Westwood, Mickelson, Sergio Garcia (68) and Jim Furyk (77) were all at Valderrama in 1999 for what was then the American Express Championship. It was the one WGC originally designed to travel, and when the PGA Tour couldn't secure at sponsor at Trump Doral outside Miami, it moved to Mexico City.

The crowd was loud and energized, no cheer louder than when Justin Thomas holed a punch-and-run from 103 yards on No. 4.
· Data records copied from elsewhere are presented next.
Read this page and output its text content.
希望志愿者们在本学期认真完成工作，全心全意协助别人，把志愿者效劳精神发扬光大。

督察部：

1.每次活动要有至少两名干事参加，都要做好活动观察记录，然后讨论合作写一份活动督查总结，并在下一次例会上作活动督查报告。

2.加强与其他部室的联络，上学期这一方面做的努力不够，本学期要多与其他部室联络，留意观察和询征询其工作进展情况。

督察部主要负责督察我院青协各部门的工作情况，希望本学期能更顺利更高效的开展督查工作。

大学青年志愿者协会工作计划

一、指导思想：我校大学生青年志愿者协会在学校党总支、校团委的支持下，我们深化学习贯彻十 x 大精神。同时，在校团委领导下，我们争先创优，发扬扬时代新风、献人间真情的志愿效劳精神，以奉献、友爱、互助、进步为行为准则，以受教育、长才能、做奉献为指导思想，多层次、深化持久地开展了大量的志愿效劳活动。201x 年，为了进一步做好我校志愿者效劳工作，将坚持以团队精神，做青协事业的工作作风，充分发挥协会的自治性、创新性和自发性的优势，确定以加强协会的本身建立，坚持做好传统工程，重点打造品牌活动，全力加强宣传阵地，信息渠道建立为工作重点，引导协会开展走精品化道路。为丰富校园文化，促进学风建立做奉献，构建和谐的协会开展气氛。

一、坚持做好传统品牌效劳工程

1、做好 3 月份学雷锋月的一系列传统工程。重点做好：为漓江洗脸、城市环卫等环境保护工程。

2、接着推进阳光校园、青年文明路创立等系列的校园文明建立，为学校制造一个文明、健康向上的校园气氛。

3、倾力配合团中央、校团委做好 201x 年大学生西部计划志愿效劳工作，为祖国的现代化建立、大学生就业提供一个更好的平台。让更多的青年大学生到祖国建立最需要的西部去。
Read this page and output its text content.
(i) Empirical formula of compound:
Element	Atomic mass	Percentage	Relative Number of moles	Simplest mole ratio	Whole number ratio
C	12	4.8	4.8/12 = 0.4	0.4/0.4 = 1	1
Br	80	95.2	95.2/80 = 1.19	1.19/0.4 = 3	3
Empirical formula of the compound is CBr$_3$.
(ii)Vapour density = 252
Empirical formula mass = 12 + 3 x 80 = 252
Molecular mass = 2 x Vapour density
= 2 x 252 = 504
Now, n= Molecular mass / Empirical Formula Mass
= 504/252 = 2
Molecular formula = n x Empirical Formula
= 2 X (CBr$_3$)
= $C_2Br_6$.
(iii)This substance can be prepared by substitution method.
That was about the time Walker reached 6 under with a birdie on the par-5 sixth hole. But he was a victim of the thin air on the par-3 seventh when his 7-iron on the 235-yard seventh hole bounced hard and went all the way to the back of the green, leading to a three-putt bogey. He went long again on No. 8, leaving him a chip that didn't even reach the green. If it had, it might have run some 70 feet back into the fairway because of the slope.

"Good to post a 4 under, especially on a course ... no one has seen it," Walker said.

No one was more flummoxed than Johnson, who played as well as anyone and got nothing out of it on the poa greens. He won on the poa at Riviera two weeks ago by 5 shots. This time, he didn't get the right bounces and turns. Johnson missed six putts from 6 feet or closer and still managed a 70.

"That's how it goes," he said. "The greens are a little tricky. I felt like I hit the ball really well, though. I scored poorly. I missed five putts inside 4, 5 feet. That's the difference between playing a really good round and just playing an OK round."

Jordan Spieth had an OK round. He had two early bogeys and had to rally to get back to 71.